First, create a template file, say custom-report.tpl:


{{range .Results}}


  {{range .Vulnerabilities}}


    {{if or (eq .Severity "HIGH") (eq .Severity "CRITICAL")}}


{{.VulnerabilityID}},{{.PkgName}},{{.Severity}}


    {{end}}


  {{end}}


{{end}}

Then, run Trivy with this template:

trivy image --format template --template-config custom-report.tpl --output custom_report.csv my-app:latest

This command will generate custom_report.csv containing lines like:

CVE-2023-1234,openssl,HIGH
CVE-2023-5678,bash,CRITICAL

The template format gives you granular control. You can access almost any field from Trivy’s internal data structures. For example, you can loop through Results, then Vulnerabilities, and conditionally print specific fields like VulnerabilityID, PkgName, InstalledVersion, FixedVersion, Severity, Title, Description, or PrimaryURL. You can even include .Metadata.Image to know which image the findings belong to.

The power of templates lies in their flexibility. You can construct HTML reports, markdown summaries, or even generate configuration files for other tools, all based on Trivy’s scan data.
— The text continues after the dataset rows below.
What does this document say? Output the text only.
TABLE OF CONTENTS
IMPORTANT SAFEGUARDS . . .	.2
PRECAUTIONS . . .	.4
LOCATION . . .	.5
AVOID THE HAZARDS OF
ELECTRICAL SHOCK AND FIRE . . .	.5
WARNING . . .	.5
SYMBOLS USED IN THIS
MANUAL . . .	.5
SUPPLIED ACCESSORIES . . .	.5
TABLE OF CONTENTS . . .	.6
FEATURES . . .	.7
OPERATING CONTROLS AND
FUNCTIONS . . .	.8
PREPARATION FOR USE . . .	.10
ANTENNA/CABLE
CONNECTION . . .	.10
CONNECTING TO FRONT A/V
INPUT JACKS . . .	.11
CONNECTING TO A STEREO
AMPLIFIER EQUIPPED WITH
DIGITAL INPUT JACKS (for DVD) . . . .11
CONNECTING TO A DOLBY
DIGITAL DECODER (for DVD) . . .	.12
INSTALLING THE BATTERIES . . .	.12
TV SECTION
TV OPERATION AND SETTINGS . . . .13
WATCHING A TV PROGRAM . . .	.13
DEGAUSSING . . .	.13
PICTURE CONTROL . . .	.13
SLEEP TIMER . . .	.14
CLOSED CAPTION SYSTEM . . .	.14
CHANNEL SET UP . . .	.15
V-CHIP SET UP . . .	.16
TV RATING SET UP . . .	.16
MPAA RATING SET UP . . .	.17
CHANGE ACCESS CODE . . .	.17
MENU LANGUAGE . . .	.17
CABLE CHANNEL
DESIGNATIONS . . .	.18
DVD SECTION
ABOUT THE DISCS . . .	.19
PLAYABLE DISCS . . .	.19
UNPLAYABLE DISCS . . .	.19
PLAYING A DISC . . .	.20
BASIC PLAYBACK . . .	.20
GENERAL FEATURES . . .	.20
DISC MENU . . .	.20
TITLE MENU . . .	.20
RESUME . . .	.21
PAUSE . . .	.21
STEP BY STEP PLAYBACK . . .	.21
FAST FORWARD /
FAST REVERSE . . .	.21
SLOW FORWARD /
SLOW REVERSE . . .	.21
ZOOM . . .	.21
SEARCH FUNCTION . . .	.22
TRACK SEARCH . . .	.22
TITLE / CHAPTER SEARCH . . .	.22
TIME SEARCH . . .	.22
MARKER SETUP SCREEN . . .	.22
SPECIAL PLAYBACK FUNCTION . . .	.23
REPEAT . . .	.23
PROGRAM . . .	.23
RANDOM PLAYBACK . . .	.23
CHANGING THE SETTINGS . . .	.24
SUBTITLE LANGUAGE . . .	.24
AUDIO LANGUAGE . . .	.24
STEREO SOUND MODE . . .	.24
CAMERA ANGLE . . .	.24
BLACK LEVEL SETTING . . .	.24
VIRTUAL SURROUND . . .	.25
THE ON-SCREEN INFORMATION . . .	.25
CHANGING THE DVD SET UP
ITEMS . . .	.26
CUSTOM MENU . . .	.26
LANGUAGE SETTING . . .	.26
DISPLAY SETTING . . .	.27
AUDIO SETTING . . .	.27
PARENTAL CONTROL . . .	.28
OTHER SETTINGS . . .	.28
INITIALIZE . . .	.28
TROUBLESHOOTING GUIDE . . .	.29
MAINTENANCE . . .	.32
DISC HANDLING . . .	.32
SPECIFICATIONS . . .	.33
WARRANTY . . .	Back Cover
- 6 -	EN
The most surprising thing about Trivy’s output formats is how much they abstract away the underlying scan process. When you request json or SARIF, you’re not just getting a dump of findings; you’re getting a structured, semantically rich representation designed for machine interpretation and integration. The template format, in particular, allows you to treat Trivy’s findings as a data source that can be reshaped into virtually any desired output, effectively making Trivy a data-generation engine for your security workflows.

Once you’ve mastered these output formats, you’ll likely want to explore Trivy’s configuration options for more advanced filtering and scanning behavior.